National Disaster Management Authority (NDMA) member Lt Gen Syed Ata Hasnain (retd) said that rat-hole miners did a phenomenal job by digging 10 metres in less than 24 hours.
“Rat-hole mining may be illegal, but rat miners' talent and experience which is being used, it is their capability which is being used,” he said in a media briefing here.
The National Green Tribunal in 2014 imposed a ban on coal mining using the rat-hole mining technique in Meghalaya.
Rat-hole mining involves digging of narrow tunnels, usually 3-4 feet high, for workers to enter and extract coal. The horizontal tunnels are often termed “rat holes”, as each just about fits one person.
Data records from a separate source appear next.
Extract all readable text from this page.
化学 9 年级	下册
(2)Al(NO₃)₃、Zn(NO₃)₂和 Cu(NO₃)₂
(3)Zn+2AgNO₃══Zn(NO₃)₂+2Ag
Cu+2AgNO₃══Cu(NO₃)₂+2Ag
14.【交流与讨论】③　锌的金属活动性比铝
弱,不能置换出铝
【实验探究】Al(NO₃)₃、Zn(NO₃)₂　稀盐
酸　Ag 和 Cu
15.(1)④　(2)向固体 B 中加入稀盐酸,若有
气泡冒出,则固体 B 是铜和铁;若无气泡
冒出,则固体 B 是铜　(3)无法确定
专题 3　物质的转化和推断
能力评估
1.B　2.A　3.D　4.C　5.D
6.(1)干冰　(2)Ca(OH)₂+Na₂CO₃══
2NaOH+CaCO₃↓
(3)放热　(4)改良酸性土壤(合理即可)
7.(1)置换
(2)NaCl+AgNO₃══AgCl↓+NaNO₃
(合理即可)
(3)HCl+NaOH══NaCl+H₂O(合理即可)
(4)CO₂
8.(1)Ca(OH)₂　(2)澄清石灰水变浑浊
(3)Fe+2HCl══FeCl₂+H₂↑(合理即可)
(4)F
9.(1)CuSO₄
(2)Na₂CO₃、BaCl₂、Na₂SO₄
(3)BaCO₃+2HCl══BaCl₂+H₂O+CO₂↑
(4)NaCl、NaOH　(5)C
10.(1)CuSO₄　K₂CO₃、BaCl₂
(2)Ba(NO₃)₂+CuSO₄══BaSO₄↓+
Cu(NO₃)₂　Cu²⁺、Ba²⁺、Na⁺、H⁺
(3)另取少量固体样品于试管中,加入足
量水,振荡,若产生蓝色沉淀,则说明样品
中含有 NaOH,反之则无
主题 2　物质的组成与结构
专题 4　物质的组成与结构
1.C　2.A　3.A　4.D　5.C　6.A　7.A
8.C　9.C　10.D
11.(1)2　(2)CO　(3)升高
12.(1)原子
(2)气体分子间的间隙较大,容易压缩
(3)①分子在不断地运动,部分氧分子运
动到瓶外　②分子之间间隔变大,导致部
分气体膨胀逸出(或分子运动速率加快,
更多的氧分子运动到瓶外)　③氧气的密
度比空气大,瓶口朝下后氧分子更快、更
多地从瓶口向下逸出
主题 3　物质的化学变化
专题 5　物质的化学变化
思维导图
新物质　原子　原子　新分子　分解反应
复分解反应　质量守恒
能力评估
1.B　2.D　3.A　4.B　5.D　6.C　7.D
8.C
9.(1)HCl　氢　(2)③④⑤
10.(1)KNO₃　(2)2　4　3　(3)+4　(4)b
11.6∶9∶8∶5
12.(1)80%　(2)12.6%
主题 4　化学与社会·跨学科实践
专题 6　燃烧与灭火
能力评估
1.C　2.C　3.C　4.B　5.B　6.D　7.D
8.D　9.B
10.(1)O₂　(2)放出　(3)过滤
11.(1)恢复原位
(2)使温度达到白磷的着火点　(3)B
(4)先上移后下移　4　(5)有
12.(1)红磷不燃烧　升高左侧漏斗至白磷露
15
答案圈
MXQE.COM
At the Silkyara tunnel in Uttarkashi, at least 12 experts have been called by Trenchless Engineering Services Pvt Ltd and Navayuga Engineers Pvt Ltd to deploy the rat-hole mining technique horizontally in the collapsed part of the main structure.
They have come from Delhi, Jhansi and other parts of the country.
NHAI member Vishal Chauhan explained that NGT has prohibited coal mining by that technique, going into tunnel kind of thing and getting coal out but this technique is still used in construction sites.
“This is a special situation, this is a life-saving situation ...they are technicians helping us,” he said.
Twelve rat-hole mining experts are involved in the horizontal excavation through the last 10 or 12-metre stretch of debris of the collapsed portion of the under-construction tunnel on Uttarakhand’s Char Dham route.
Asked who hired rat-hole miners, Chauhan said, “Jab hum whole government ki baat karte hain, toh kharcha idhar se aaya udhar se aaya, ek hi baat hai (When we talk about whole government, it does not matter who is paying the bill).”
Rat-hole mining is a controversial and hazardous procedure in which miners in small groups go down narrow burrows to excavate small quantities of coal. The technique gets its name as the miners resemble burrowing rats.
It is often associated with Meghalaya, where holes are drilled for mining small amounts of coal.